Norway has one of the highest standards of living in the world, which means that it is also one of the most expensive countries out there. However, when it comes to education, Norway can pride itself in high quality without students having to pay tuition fees at any level, be it undergraduate studies, Masters Programs or Ph.D. If you meet other requirements depending on your study subject and academic agreement between your home university and the one in Norway, you could also be eligible for financial support that can pay for your living expenses.
Despite the lack of tuition fees, students will have to pay a semester fee which typically amounts to around 500 NOK (roughly 66 EUR) per semester. This fee must be paid in order to be eligible to sit for exams, but it will also entitle you to several benefits. The semester card will grant you access to sport facilities, but also give you discounts on public transport, museums, concerts, and other cultural events. Once again, exchange students can rejoice as the semester fee doesn’t apply to them.
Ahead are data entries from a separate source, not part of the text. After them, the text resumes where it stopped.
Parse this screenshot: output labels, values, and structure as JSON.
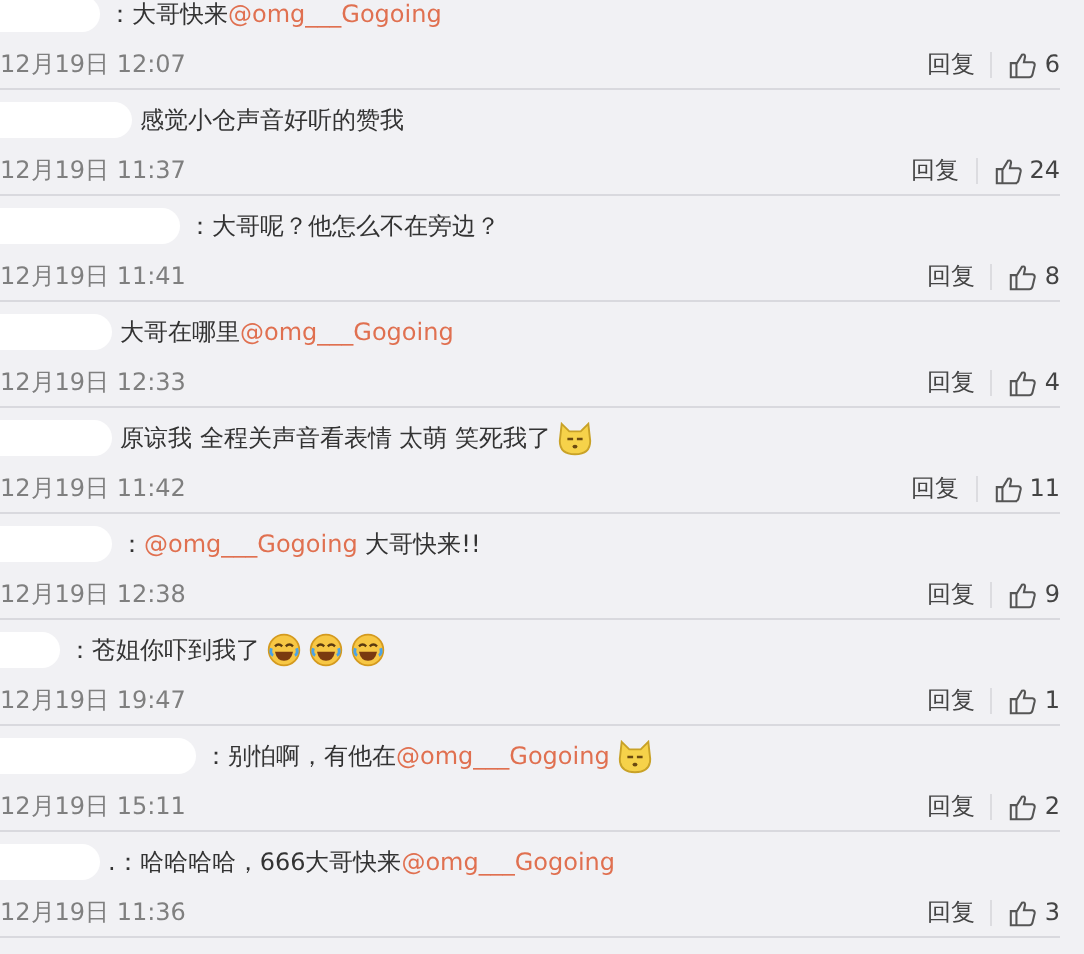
{
  "comments": [
    {
      "content": [
        {
          "kind": "text",
          "text": "：大哥快来"
        },
        {
          "kind": "mention",
          "text": "@omg___Gogoing"
        }
      ],
      "time": "12月19日 12:07",
      "reply": "回复",
      "likes": "6"
    },
    {
      "content": [
        {
          "kind": "text",
          "text": "感觉小仓声音好听的赞我"
        }
      ],
      "time": "12月19日 11:37",
      "reply": "回复",
      "likes": "24"
    },
    {
      "content": [
        {
          "kind": "text",
          "text": "：大哥呢？他怎么不在旁边？"
        }
      ],
      "time": "12月19日 11:41",
      "reply": "回复",
      "likes": "8"
    },
    {
      "content": [
        {
          "kind": "text",
          "text": "大哥在哪里"
        },
        {
          "kind": "mention",
          "text": "@omg___Gogoing"
        }
      ],
      "time": "12月19日 12:33",
      "reply": "回复",
      "likes": "4"
    },
    {
      "content": [
        {
          "kind": "text",
          "text": "原谅我 全程关声音看表情 太萌 笑死我了"
        },
        {
          "kind": "doge"
        }
      ],
      "time": "12月19日 11:42",
      "reply": "回复",
      "likes": "11"
    },
    {
      "content": [
        {
          "kind": "text",
          "text": "："
        },
        {
          "kind": "mention",
          "text": "@omg___Gogoing"
        },
        {
          "kind": "text",
          "text": " 大哥快来!!"
        }
      ],
      "time": "12月19日 12:38",
      "reply": "回复",
      "likes": "9"
    },
    {
      "content": [
        {
          "kind": "text",
          "text": "：苍姐你吓到我了"
        },
        {
          "kind": "laugh"
        },
        {
          "kind": "laugh"
        },
        {
          "kind": "laugh"
        }
      ],
      "time": "12月19日 19:47",
      "reply": "回复",
      "likes": "1"
    },
    {
      "content": [
        {
          "kind": "text",
          "text": "：别怕啊，有他在"
        },
        {
          "kind": "mention",
          "text": "@omg___Gogoing"
        },
        {
          "kind": "doge"
        }
      ],
      "time": "12月19日 15:11",
      "reply": "回复",
      "likes": "2"
    },
    {
      "content": [
        {
          "kind": "text",
          "text": ".：哈哈哈哈，666大哥快来"
        },
        {
          "kind": "mention",
          "text": "@omg___Gogoing"
        }
      ],
      "time": "12月19日 11:36",
      "reply": "回复",
      "likes": "3"
    }
  ]
}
Admittance to higher education in Norway generally requires a certificate for having completed a three year upper secondary education. Prospective students apply for Bachelor programs through the Norwegian Universities and Colleges Admission Service. Students are admitted in accordance to their amount of points, where points are depending on secondary school grades. Extra points can be given for certain specialization during upper secondary school, age and fulfilled one year of higher education, military service and folk high school.
Norwegian is a North Germanic language of the West Scandinavian branch, existing in the two norms – Bokmål (Dano-Norwegian) and Nynorsk (New Norwegian). Although the official language of Norway is Norwegian, the people are generally very good English speakers, and most University institutions offer courses in English.
For courses that are taught in Norwegian, you’ll need to be proficient in the Norwegian language. If you want to study in Norway in English, you’ll need to hold excellent English language skills, which you will need to be able to prove when you apply for your course.
Norway uses Norwegian crowns (krone, NOK) as local currency. 1 NOK = 8.50 INR approximately (Rates are collected in 2011).
The Norwegian currency is “Kroner”, which is sometimes mistranslated into “crowns” in English. Post offices and some grocery shops or supermarkets do not accept foreign credit cards, although they happily take debit cards. Visa and MasterCard are the most commonly accepted credit cards, with far fewer accepting Amex or Diners. If in doubt, ask before shopping.
In Norway, visas are only issued for 3 month periods, making them only suitable for international students on summer courses. Instead, all international students who plan to study in Norway will need to gain a student residence permit. You’ll want to apply for this as soon as possible, as it can take a while to get things sorted and to gain your Norwegian student residence permit. Unfortunately, without this you will not be allowed into Norway to study.
You will also be required to gain a student residence permit to study in Norway, but there is an application fee of NOK 1,100 (around USD $180). Included in your application form, you’ll have to provide a copy of your passport, an admission letter or other proof that you have been accepted to study in Norway by an approved educational institute, documentation of housing that shows you have somewhere to live, along with proof that you have enough money to support yourself through your studies. You’ll need around NOK 90,000 for this and as a general rule, the Norwegian Directorate of Immigration prefer the money to be deposited in a Norwegian bank account, which is in your name.